Linn v. Employers Reinsurance Corporation
Supreme Court of Pennsylvania
139 A.2d 638 (1958)
Walter Linn, president of Walter Linn and Company (Linn) (plaintiff), negotiated a reinsurance-brokerage agreement in New York City with William Ehmann, an agent of Employers Reinsurance Corporation (ERC) (defendant), under which Linn would place reinsurance contracts with ERC for a five-percent commission; Ehmann said he needed to consult ERC executives before accepting. Linn returned to Philadelphia, and Ehmann later telephoned from New York to accept, after which the parties performed the agreement for nearly 28 years until ERC stopped paying commissions.
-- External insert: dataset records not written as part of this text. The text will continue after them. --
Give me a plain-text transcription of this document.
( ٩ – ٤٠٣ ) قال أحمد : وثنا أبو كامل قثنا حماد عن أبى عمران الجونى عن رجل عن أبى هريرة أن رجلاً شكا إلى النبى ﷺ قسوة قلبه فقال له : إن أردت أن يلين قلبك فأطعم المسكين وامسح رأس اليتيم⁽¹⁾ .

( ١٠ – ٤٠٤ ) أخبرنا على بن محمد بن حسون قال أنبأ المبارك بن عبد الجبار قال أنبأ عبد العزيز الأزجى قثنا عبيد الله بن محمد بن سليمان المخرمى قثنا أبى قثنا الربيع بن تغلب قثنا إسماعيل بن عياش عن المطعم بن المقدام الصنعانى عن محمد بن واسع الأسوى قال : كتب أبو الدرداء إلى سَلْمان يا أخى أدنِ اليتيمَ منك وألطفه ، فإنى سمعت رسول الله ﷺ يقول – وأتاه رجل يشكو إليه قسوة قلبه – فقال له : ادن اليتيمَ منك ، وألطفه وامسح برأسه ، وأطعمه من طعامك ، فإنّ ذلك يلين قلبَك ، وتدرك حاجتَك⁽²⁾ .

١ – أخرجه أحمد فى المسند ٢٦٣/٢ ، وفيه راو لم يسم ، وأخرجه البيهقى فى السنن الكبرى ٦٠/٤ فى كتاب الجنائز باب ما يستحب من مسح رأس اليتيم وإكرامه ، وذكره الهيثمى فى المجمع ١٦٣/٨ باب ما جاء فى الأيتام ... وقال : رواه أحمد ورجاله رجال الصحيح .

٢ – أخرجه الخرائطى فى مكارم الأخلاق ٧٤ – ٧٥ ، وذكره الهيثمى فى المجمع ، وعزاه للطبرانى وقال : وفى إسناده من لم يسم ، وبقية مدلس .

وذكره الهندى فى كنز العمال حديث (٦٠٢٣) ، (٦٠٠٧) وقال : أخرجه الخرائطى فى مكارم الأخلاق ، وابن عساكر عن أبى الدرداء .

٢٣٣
Linn sued in Pennsylvania state court; the trial court dismissed, applying New York law and its statute of frauds, and on Linn's appeal the Pennsylvania Supreme Court remanded because no evidence established Ehmann's physical location during the acceptance call. On remand, the jury found the call wasn't placed from New York, and the trial court, applying default Pennsylvania law, found the contract valid; ERC appealed.
Whether, when a principal authorizes an agent to accept an offer to contract by telephone, the place of contracting is where the agent utters the acceptance, not where the offeror hears the acceptance.